Le sommeil : Du Rêve à L’individuation

Il y a des phénomènes bien étranges dans l’existence, mais celui du changement est peut-être l’un des plus particuliers. Au travers de cet article, nous essayerons de comprendre, comment deux mots peuvent faire évoluer votre conception du monde et de son fonctionnement ?

Ces deux mots se trouvent être : anthropologie et rêve. En les associant une nouvelle discipline apparaît, une discipline qui va nous forcer à découvrir l’homme sous un nouveau jour. L’anthropologie du rêve est peut-être l’une des sources les plus abondantes de ce fameux changement. Ainsi, cette perspective met en relief notre passé, nous permet de comprendre notre présent et, aussi peut-être, d’entrevoir notre futur : nous savons tous qu’au travers de la connaissance de nos erreurs, nous pouvons orienter notre avenir. La question souvent posée, quand on parle du rêve en société, est de savoir quelle en est sa fonction. Est-il si important de rêver quand on sait que les manchots peuvent se passer de dormir pendant plusieurs mois ?

Le rêve, du plus loin que l’on s’en souvienne… L’antiquité.

Pourquoi devons-nous remonter si loin pour comprendre le rêve ? Tout simplement parce que le rêve n’a pas la même signification, représentation, ou encore, sens pour nous que pour les personnes de jadis. Il nous faut donc chercher à interpréter ce qu’il a été, pour concevoir ce qu’il est aujourd’hui et, d’une certaine manière savoir ce qu’il n’est pas.

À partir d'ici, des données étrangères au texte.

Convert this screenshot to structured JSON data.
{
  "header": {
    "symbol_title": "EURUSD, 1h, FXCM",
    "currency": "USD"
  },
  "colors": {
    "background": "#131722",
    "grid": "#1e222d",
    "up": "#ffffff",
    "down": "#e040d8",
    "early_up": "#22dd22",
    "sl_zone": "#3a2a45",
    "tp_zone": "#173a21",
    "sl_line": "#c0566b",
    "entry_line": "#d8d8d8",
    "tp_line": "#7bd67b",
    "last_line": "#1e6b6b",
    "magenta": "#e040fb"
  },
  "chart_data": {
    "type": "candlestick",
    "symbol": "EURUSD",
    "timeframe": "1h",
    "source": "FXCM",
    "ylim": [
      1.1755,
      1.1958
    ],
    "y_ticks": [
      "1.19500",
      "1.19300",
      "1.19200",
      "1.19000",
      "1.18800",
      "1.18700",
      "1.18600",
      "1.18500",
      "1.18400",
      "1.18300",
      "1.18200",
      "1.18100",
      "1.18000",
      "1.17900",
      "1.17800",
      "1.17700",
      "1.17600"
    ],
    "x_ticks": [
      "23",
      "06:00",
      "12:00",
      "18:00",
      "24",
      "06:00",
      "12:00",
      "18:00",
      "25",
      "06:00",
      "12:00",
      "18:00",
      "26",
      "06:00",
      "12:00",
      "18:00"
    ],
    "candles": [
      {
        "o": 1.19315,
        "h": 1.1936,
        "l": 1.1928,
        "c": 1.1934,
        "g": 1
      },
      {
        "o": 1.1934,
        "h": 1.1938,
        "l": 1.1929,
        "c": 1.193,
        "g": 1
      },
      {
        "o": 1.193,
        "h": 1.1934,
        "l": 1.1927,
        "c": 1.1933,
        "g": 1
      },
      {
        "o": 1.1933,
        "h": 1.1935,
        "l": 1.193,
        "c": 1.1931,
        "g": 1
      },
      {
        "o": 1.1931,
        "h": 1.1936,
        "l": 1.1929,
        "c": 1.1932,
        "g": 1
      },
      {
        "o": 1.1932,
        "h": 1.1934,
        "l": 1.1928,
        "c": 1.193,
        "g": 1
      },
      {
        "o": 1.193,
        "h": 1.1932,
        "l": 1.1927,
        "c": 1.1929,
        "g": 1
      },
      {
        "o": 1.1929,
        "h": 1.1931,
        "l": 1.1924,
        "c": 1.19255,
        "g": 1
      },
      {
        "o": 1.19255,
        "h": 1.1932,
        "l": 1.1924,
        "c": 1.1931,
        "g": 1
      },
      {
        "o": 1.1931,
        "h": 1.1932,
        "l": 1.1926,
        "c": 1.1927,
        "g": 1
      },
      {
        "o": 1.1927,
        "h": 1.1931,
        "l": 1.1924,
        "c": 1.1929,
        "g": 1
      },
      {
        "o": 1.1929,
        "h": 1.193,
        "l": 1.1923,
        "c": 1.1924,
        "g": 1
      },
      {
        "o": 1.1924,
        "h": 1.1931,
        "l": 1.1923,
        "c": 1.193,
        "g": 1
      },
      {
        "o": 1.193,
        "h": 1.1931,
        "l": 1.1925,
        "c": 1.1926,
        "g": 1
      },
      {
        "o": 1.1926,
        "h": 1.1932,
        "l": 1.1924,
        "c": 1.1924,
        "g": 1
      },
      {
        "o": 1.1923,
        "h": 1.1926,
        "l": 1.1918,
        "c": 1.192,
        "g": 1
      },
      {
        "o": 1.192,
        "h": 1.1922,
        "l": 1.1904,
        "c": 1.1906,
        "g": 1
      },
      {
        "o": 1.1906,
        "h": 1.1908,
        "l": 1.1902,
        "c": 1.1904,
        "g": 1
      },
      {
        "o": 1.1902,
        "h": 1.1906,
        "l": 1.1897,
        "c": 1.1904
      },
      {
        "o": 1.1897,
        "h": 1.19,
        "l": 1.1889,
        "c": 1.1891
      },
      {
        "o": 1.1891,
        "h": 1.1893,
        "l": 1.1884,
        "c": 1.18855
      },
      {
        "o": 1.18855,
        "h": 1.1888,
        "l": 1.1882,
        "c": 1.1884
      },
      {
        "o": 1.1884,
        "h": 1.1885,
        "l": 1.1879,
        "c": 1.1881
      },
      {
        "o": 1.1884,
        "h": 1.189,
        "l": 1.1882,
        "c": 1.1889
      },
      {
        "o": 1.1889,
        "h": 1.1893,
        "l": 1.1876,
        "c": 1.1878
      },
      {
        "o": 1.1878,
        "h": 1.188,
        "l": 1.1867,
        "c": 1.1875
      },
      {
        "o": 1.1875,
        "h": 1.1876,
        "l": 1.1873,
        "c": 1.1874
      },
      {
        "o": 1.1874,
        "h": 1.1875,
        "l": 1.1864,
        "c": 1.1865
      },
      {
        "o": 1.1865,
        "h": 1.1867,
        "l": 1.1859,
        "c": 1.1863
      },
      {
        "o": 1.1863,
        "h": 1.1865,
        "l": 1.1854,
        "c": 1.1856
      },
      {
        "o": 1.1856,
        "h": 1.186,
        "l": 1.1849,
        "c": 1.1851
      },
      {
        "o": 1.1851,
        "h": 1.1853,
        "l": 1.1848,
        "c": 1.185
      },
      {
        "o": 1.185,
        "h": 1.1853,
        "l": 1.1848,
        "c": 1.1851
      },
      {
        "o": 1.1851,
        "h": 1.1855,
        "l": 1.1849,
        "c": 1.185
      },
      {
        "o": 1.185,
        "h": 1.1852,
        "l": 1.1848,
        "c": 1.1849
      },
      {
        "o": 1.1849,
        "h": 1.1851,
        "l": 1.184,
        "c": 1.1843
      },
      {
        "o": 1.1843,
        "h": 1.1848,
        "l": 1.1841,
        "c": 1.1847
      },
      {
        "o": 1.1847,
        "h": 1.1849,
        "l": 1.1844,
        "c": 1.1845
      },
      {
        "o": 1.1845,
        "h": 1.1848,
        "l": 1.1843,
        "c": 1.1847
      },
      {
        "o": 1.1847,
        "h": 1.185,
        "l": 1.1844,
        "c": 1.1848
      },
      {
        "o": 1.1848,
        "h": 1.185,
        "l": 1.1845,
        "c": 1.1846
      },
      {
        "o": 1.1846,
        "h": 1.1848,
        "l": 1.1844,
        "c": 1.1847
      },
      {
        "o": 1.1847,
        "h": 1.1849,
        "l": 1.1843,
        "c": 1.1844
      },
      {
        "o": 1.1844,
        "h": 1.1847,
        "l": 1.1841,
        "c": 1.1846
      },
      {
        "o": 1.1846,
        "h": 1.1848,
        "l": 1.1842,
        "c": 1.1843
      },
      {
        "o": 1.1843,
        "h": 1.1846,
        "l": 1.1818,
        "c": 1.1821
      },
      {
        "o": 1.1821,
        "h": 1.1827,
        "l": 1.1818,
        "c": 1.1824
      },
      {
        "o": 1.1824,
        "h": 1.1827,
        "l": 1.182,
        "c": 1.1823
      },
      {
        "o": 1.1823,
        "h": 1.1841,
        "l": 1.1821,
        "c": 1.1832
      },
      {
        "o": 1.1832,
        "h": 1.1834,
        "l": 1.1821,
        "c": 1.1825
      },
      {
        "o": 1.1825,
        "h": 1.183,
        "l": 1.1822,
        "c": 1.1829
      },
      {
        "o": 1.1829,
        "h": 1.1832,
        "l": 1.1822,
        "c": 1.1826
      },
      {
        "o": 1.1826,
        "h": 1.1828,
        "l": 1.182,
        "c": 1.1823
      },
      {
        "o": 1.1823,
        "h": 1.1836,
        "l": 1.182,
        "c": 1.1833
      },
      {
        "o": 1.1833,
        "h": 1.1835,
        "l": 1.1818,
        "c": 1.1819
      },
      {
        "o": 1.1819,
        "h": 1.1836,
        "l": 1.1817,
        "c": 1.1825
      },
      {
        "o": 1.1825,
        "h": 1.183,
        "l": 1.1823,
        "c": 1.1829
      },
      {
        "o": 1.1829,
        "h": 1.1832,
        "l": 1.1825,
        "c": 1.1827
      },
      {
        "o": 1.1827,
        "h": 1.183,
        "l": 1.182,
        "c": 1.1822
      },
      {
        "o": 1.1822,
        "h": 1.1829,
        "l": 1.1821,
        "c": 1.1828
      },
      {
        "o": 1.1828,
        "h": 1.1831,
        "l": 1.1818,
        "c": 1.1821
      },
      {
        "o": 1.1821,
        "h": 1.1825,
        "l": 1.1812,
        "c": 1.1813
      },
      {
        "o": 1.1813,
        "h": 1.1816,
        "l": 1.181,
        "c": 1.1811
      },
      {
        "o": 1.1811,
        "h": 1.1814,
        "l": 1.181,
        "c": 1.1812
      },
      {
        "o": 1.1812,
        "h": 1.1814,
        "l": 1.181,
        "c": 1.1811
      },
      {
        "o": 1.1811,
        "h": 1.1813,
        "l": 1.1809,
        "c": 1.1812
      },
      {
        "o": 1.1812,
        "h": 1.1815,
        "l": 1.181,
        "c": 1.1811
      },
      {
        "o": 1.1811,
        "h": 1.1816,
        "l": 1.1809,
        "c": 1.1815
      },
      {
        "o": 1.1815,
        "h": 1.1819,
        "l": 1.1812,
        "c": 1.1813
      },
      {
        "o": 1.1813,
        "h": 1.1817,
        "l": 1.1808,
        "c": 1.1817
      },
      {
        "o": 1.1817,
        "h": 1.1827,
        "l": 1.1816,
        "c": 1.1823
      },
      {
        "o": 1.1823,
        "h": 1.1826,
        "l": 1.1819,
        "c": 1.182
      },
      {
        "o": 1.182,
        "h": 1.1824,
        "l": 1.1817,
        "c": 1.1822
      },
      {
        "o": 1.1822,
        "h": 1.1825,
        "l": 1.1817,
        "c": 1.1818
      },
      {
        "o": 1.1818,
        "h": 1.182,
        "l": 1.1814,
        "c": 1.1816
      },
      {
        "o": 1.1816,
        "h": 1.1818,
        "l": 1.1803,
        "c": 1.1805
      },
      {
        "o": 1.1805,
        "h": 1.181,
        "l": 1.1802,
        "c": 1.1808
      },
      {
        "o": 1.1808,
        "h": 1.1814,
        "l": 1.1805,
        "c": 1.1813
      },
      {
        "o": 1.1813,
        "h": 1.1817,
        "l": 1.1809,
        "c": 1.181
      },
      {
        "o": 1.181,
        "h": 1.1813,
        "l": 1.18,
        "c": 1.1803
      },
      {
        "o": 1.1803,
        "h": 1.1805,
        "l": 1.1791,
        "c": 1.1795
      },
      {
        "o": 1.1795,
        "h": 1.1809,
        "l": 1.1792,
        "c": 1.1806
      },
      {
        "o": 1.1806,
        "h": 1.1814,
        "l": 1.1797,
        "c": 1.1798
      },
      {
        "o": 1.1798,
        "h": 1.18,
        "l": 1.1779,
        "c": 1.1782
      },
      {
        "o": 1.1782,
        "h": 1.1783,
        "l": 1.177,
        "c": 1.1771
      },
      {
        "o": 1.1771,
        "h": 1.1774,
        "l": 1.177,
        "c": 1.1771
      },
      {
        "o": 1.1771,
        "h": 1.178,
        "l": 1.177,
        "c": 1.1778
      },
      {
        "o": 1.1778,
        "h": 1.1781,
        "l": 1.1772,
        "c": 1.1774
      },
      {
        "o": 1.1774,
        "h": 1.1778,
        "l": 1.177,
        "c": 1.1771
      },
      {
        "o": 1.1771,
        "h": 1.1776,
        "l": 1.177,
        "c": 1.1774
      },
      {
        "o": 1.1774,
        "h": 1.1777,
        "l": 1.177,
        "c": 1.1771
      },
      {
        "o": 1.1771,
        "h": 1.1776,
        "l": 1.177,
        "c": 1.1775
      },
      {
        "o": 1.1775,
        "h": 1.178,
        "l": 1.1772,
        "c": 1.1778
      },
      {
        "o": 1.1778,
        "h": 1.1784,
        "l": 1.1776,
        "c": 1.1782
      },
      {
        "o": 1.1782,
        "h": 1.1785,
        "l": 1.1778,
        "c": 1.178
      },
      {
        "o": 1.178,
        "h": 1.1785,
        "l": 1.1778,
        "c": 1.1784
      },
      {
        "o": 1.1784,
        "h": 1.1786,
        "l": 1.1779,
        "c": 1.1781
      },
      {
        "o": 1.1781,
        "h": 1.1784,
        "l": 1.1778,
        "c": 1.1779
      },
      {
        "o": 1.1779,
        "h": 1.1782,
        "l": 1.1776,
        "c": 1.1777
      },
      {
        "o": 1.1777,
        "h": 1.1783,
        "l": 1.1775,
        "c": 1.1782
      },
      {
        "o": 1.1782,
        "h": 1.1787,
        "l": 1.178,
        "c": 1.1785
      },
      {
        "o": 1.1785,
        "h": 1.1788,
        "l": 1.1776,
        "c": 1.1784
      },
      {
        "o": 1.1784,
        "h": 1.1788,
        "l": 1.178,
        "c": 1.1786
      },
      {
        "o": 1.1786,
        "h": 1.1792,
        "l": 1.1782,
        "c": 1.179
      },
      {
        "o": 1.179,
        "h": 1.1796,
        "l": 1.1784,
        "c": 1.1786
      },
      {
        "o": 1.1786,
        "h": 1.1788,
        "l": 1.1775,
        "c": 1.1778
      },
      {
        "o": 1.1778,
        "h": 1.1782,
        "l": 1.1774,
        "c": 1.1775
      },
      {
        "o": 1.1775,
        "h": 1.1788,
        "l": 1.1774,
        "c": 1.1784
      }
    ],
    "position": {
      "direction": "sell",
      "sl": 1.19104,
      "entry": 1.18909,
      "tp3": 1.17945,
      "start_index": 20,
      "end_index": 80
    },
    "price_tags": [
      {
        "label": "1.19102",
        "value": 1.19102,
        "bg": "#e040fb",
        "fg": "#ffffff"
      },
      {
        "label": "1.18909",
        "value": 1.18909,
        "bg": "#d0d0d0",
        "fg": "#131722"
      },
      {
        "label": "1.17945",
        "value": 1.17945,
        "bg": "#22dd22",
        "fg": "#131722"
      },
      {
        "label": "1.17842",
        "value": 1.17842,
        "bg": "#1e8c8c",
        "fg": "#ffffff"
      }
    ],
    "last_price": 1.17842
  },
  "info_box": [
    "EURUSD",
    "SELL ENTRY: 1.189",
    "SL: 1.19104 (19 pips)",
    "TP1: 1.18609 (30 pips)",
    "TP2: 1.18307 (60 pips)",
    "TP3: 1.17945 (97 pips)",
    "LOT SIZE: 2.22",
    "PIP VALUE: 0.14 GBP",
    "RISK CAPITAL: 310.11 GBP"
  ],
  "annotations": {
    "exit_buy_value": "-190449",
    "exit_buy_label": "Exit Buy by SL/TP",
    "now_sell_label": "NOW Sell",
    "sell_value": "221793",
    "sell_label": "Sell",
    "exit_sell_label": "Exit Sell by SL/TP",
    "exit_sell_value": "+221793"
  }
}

L’antiquité est une période de notre histoire. Alors que j’en parlai avec un très jeune patient, celui-ci me demanda la différence entre l’antiquité et la préhistoire. Pour lui, la préhistoire était : ce qui se passe avant le fameux « il était une fois… » Et pour être franc, ce n’est pas totalement faux, si l’on y réfléchit. Il était une fois, c’est le commencement d’une histoire. Cela pourrait, même d’une certaine manière, être le commencement de notre histoire à tous, les êtres humains. C’est finalement le temps d’avant l’écriture. L’antiquité est donc le moment où le symbole physique, soit l’écriture, est apparu et nous a permis de transmettre autrement notre histoire. Il se passe donc ici quelque chose d’important, la marque laissée dans la pierre ou sur le papier, n’est plus éphémère. C’est une trace visible. On peut constater une chose, la trace que l’on laisse ne correspond pas forcément à la réalité. Il faut donc prendre conscience, qu’ici l’être humain était capable de prendre connaissance de l’écart entre le désir et la réalité.

La question qui va nous guider, ici, est de savoir quelle représentation, les gens avaient du rêve pendant l’antiquité ?

L’arbre généalogique des dieux du sommeil…

Une des grandes différences entre le grec et le français, c’est la traduction vis-à-vis de la production de rêve. Ainsi en français l’on va dire : « je fais un rêve » et en grec :  » je vois un rêve ». Dans l’antiquité, le rêve était interprété par la présence des dieux, et toute la mythologie a bien des sens cachés.

Oneiros est le premier des rêves que l’on peut recenser dans l’arbre généalogique. Mais contrairement aux autres, il n’a visiblement jamais reçu de culte. Il est d’ailleurs représenté comme un être double, qui apporte les rêves aux hommes par, ce que les Grecs appellent, la porte du vrai. Il faut avoir été initié au rêve pour en comprendre le sens.

Un point essentiel que nous aborderons dans un prochain article sur la fonction du rêve aujourd’hui, c’est l’importance du sommeil pour comprendre le rêve. D’ailleurs les Grecs l’avaient bien compris et avant de pouvoir rêver, il faut pouvoir dormir. Et la aussi il y a un dieu, Hypnos, qui est donc le dieu du sommeil. Hypnos est également considéré comme étant le gardien de la nuit, celui qui reste éveillé quand le monde est endormi. Il n’est pas le fils de n’importe qui, il est l’un des fils de Nyx, qui est elle-même la déesse de la Nuit. Par ailleurs, il est aussi, selon l’Iliade, le frère jumeau de Thanatos, qui est le dieu de la Mort. Ce qui, dans la représentation, n’est pas anodin, car il associe le sommeil à la mort. Ne dit-on pas : « dormir c’est comme une petite mort ». D’ailleurs le mot Hypnos, gravé sur les tombeaux, désigne l’éternel sommeil.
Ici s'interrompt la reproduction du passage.